When you’re trying to decide how to finance a home purchase, it’s a match-up worth considering: FHA vs. conventional loans. Both of these loans are popular, and both come with their own sets of pros and cons. Understanding what makes these different forms of financing work can help you choose the one that’s the best fit for your particular situation.
FHA vs. Conventional Loans
When it comes to FHA vs. conventional loans, what’s the biggest difference? According to The Ascent, the answer is obvious. FHA loans are guaranteed by the Federal Housing Administration (FHA). This government backing reduces the lender’s risk and allows them to extend loans to borrowers who might not otherwise qualify. In contrast, conventional loans are loans without any government guarantee. Of course, there are several other differences. Taking a closer look at each of these loans can help you understand how they really compare.
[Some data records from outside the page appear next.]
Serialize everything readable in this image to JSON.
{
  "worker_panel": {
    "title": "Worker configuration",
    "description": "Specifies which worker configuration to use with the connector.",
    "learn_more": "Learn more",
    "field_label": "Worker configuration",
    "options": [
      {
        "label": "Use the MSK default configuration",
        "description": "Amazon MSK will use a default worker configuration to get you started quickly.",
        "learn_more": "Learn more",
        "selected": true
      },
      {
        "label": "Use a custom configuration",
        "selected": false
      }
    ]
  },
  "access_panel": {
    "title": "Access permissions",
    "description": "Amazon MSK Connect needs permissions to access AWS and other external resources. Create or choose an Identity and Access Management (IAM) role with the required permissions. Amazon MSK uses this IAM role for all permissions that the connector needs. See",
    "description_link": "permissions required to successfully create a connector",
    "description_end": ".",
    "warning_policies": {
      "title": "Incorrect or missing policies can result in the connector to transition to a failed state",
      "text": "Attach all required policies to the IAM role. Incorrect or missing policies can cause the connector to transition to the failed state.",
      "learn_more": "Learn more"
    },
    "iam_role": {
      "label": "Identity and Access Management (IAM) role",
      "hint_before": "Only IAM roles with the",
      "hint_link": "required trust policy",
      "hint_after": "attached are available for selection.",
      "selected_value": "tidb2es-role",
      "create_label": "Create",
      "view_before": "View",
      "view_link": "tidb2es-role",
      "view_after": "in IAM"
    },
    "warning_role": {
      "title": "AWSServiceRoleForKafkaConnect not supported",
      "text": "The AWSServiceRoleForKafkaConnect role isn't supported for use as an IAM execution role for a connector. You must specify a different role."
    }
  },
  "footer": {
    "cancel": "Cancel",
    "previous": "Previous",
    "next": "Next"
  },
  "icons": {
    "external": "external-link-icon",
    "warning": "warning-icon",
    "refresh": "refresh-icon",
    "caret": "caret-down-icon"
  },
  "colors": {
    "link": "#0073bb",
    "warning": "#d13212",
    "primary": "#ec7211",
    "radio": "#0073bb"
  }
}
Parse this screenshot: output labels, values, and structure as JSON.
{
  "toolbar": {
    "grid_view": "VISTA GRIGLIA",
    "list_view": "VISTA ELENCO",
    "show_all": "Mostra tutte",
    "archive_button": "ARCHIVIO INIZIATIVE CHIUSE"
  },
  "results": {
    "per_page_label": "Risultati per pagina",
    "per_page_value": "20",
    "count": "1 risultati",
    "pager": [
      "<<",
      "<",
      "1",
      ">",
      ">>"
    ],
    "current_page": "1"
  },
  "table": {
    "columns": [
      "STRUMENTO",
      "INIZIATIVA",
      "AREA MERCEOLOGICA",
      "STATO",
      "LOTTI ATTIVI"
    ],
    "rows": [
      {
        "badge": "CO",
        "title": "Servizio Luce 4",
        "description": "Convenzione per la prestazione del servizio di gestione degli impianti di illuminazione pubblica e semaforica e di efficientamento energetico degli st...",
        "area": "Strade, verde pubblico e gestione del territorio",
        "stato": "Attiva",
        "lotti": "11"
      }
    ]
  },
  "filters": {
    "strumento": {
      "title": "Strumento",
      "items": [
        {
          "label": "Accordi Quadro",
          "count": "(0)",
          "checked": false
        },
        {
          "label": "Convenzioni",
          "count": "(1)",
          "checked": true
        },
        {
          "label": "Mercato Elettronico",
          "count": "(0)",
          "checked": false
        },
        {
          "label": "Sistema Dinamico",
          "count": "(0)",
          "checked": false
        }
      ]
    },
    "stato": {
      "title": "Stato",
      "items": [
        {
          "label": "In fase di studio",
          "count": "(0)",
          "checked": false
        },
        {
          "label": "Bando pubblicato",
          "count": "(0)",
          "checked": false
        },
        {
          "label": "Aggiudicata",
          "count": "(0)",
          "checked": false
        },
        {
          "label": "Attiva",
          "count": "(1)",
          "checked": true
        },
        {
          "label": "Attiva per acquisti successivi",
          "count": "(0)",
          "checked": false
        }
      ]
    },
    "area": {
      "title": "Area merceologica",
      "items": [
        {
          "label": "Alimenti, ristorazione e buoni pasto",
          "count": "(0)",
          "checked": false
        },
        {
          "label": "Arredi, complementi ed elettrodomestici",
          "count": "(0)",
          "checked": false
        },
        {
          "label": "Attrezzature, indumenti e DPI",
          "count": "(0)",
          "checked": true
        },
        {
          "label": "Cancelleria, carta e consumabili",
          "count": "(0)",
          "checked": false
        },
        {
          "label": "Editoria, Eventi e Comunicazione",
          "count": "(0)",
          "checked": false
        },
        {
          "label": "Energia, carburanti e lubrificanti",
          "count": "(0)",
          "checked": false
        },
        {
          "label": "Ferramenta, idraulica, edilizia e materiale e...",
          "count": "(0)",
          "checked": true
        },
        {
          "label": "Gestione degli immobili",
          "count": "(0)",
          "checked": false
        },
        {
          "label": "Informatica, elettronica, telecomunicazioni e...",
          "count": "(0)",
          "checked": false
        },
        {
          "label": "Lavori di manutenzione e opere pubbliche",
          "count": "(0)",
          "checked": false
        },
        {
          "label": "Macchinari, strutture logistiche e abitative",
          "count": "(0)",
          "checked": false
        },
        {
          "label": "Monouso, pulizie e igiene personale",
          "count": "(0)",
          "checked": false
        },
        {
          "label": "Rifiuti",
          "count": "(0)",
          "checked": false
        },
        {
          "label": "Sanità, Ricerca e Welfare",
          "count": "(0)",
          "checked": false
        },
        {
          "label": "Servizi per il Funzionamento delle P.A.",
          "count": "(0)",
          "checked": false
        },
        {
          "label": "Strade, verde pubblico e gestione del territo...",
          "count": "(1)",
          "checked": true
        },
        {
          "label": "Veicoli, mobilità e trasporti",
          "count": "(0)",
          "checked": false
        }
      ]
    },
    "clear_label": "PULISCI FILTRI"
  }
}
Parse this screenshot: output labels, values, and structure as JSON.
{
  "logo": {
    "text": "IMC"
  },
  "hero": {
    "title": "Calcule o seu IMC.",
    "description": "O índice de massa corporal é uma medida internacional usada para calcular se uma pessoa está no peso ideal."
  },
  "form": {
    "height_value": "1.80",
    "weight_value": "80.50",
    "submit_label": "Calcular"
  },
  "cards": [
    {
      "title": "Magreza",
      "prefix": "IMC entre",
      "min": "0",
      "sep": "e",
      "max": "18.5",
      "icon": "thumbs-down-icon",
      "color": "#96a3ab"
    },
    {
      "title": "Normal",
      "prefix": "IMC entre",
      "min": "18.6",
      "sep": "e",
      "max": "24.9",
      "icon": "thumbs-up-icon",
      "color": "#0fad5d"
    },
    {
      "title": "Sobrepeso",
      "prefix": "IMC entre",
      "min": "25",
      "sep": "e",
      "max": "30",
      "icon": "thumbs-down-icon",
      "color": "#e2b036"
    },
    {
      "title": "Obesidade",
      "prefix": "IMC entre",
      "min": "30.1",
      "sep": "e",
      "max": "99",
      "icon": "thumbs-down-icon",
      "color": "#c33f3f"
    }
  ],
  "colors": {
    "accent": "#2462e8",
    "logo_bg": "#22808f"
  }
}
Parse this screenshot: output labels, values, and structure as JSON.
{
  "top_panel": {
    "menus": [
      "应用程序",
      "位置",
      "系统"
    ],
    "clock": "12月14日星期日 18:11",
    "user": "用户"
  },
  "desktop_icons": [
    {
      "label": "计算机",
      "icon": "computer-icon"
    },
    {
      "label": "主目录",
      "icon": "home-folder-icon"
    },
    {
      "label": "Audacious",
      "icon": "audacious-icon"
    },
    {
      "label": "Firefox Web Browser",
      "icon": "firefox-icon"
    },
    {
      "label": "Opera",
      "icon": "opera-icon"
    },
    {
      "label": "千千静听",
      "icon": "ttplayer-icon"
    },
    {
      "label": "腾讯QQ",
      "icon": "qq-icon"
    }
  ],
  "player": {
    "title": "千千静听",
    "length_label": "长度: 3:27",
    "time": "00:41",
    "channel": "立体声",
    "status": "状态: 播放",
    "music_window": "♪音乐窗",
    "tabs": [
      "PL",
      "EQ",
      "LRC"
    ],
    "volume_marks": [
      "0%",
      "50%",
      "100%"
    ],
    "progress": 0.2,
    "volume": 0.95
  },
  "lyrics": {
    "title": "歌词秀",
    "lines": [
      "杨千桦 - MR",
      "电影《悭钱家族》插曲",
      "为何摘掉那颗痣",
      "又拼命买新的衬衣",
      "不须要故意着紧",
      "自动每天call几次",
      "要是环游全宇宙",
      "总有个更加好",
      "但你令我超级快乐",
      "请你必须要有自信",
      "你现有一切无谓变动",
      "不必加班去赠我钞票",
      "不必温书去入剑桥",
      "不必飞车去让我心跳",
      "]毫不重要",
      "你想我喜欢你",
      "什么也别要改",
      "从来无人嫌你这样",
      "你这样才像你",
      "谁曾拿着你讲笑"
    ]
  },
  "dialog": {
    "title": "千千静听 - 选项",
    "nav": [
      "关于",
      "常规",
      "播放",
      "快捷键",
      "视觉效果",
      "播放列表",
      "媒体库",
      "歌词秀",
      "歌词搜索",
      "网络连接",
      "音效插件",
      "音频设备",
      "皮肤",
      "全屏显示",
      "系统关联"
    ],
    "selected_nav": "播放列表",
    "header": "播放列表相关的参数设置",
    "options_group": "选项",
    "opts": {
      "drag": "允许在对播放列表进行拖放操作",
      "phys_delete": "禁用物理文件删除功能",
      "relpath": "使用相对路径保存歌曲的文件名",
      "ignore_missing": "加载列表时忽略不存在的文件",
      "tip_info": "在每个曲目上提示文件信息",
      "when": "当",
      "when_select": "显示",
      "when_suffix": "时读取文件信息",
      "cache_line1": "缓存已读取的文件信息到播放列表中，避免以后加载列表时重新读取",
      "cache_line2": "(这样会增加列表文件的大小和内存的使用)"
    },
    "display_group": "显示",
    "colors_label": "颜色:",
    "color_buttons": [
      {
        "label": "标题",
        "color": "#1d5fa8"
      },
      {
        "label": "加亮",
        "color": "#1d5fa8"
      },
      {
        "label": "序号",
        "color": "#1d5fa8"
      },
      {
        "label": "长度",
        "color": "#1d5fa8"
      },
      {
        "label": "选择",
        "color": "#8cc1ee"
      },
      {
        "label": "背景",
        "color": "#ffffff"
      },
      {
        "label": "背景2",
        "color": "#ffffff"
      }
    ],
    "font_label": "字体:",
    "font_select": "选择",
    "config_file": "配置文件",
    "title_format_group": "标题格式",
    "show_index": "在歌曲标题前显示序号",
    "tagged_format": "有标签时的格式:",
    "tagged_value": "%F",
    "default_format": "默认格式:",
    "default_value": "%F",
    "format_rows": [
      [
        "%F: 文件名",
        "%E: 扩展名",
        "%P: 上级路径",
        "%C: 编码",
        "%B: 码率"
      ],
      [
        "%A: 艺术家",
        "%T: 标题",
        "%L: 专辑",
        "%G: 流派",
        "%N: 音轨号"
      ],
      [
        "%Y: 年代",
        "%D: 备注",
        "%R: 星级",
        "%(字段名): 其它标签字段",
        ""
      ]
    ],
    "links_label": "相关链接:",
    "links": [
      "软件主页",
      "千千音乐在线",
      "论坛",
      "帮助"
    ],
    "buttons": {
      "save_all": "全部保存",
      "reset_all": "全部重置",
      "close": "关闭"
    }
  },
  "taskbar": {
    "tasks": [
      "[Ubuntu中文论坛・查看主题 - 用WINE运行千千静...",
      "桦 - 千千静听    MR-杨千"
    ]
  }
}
What You Should Know About FHA Loans
Every loan product has its own set of requirements. U.S. News & World Report offers a useful overview of the standards for an FHA loan:
- Credit score: Borrowers will be welcomed with a credit score of 580 or more. A score of 500 to 579 is also workable, but it may require a little more effort.
- Down payment: With a credit score of at least 580, your minimum down payment is 3.5 percent. If your credit score is between 500 and 579, you’ll need to bring at least 10 percent to the table.
- Mortgage insurance: FHA loans require mortgage insurance twice. There’s an initial, one-time premium that’s due at closing. Then, there’s a monthly mortgage insurance premium that is due with your mortgage payment. This payment is required for the entirety of your home loan.
- Debt-to-income ratio: A lower DTI is desirable and may help you secure better terms, but FHA loans have relaxed standards, so a higher DTI isn’t disqualifying. DTIs as high as 50 percent are acceptable.
- Purchase restrictions: FHA loans can only be used for a home that you intend to occupy as your primary residence. Vacation homes or investment properties aren’t acceptable uses. In addition, the property must meet specific property standards set by the FHA. If it doesn’t, repairs will need to be completed before the sale can be completed.
What You Should Know About Conventional Loans
Securing a conventional loan also requires meeting certain standards. NerdWallet provides a handy breakdown:
- Credit score: Getting approved for a conventional loan typically requires a credit score of 620 or higher.
- Down payment: Borrowers with solid credit scores may be able to access conventional loans with down payment requirements of just 3 percent.
- Mortgage insurance: Private mortgage insurance is required if you secure a conventional loan with a down payment of less than 20 percent. However, you won’t have to pay PMI forever. PMI is automatically canceled when your loan balance falls below 78 percent of your purchase price. Alternately, you can ask to have it canceled if you believe that you have equity equaling more than 20 percent of your home’s value.
- Debt-to-income ratio: Lenders prefer to see DTI ratios of 43 percent or less.
- Purchase restrictions: Conventional loans are fairly flexible. They can be used to purchase primary residences, vacation homes, second homes, investment properties, and homes to be flipped.
Which Is Better?
Which loan is better? As Credible indicates, that depends. Generally speaking, an FHA loan is better if you’re a borrower with a lower credit score and a higher DTI who doesn’t want to wait for your financial situation to improve before you buy a home. Its relaxed qualifying standards improve your odds of getting approved for the loan that you need. On the other hand, if you’re a borrower with a higher credit score and a lower DTI, a conventional loan will likely be the better option because it’s often a cheaper way to borrow.